La macchia a me pare solo una macchia, i test di Rorschach mi fanno un baffo
Franco Battaglia
Direi un ottimo titolo di post, piuttosto, acchiappante nella sua roboante impossibilità manifesta.
Non c’è nulla di perfetto, solo tanti buoni propositi. Ma lo sappiamo. Importante è mirare alto!
Daniele Imperi
Titolo perfetto per un obiettivo impossibile. I buoni propositi non devono mancare, sono la base per migliorarsi.
Romina Tamerici
Ah, il problema delle revisioni infinite! È così che ho scritto tantissimi libri in vita mia e ne ho pubblicati o condivisi (o finiti del tutto, in verità) molto pochi. Anche perché poi, a distanza di qualche mese già butterei via tutto. Forse cresco troppo in fretta, ahaha.
Daniele Imperi
Ma perché fai revisioni infinite? Anziché buttare via tutto… buttati e pubblica quello che hai scritto.
Grazia Gironella
Se si cerca la perfezione, nessun manoscritto uscirà mai dal cassetto. Essere esigenti, invece, è fondamentale, qualunque tipo di pubblicazione si stia cercando. Già, perché se non si intende pubblicare, a che pro cercare la perfezione? Tanto vale passare a una nuova storia.
Daniele Imperi
Essere esigente per me è una specie di mania. Significa dedicarsi al meglio delle proprie forze e capacità al testo.
Valentina
Ciao Daniele, l’unico punto su cui non mi trovo d’accordo è quello dell'”imbarazzo a posteriori”. È una sensazione che comprendo molto bene perché l’ho provata per molti miei lavori che poi, di fatto, non hanno avuto vita. Però ad esempio col romanzo (e credo di averlo finito di scrivere circa 5 anni fa) non mi capita. Mai. Questo per me ha rappresentato un fattore determinante. Anche io ho sentito autori affermare “Non lo riscriverei mai!”, ma io non mi trovo d’accordo. Io come te sono continuamente alla ricerca di quella perfezione che non esiste, e quindi sempre in evoluzione; di conseguenza quello che mi sentirei di dire sui lavori terminati da qualche anno è che sì, farei alcune piccole modifiche, eliminerei una ripetizione, userei un altro verso, toglierei una riga, migliorerei una descrizione, mi capisci? Però no, non mi sento imbarazzata.
Daniele Imperi
Ciao Valentina, non è detto che si debba provare quell’imbarazzo, o qualcosa di simile, sempre. Infatti alcuni vecchi racconti pubblicati qui nel blog a me piacciono ancora.

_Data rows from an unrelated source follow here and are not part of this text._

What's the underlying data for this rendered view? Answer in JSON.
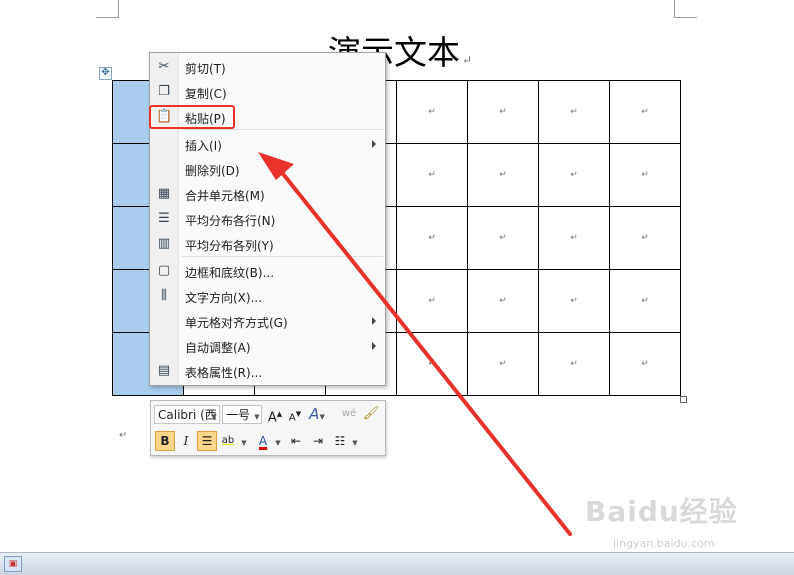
{
  "document": {
    "title": "演示文本",
    "para_mark": "↵"
  },
  "table": {
    "rows": 5,
    "cols": 8,
    "cell_mark": "↵"
  },
  "context_menu": {
    "items": [
      {
        "label": "剪切(T)",
        "icon": "scissors-icon",
        "glyph": "✂"
      },
      {
        "label": "复制(C)",
        "icon": "copy-icon",
        "glyph": "❐"
      },
      {
        "label": "粘贴(P)",
        "icon": "paste-icon",
        "glyph": "📋"
      },
      {
        "label": "插入(I)",
        "icon": "",
        "glyph": ""
      },
      {
        "label": "删除列(D)",
        "icon": "",
        "glyph": ""
      },
      {
        "label": "合并单元格(M)",
        "icon": "merge-cells-icon",
        "glyph": "▦"
      },
      {
        "label": "平均分布各行(N)",
        "icon": "distribute-rows-icon",
        "glyph": "☰"
      },
      {
        "label": "平均分布各列(Y)",
        "icon": "distribute-columns-icon",
        "glyph": "▥"
      },
      {
        "label": "边框和底纹(B)...",
        "icon": "borders-icon",
        "glyph": "▢"
      },
      {
        "label": "文字方向(X)...",
        "icon": "text-direction-icon",
        "glyph": "⫼"
      },
      {
        "label": "单元格对齐方式(G)",
        "icon": "",
        "glyph": ""
      },
      {
        "label": "自动调整(A)",
        "icon": "",
        "glyph": ""
      },
      {
        "label": "表格属性(R)...",
        "icon": "table-properties-icon",
        "glyph": "▤"
      }
    ]
  },
  "mini_toolbar": {
    "font_name": "Calibri (西",
    "font_size": "一号",
    "grow_font": "A",
    "shrink_font": "A",
    "styles": "A",
    "format_painter": "🖌",
    "bold": "B",
    "italic": "I",
    "highlight": "ab",
    "font_color": "A"
  },
  "colors": {
    "selection": "#a9cdee",
    "highlight_box": "#e8322a",
    "arrow": "#e8322a"
  },
  "watermark": {
    "brand": "Baidu经验",
    "url": "jingyan.baidu.com"
  }
}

Più che dire “Non lo riscriverei mai!”, io direi “Lo scriverei in modo diverso”.
Infatti ho scritto “molto probabilmente ci imbarazzerà”, non è detto che debba succedere
Anche perché a un certo, si spera, un autore raggiunge una certa maturità e non è normale che man mano che scrive si senta in imbarazzo per tutto ciò che ha scritto in passato.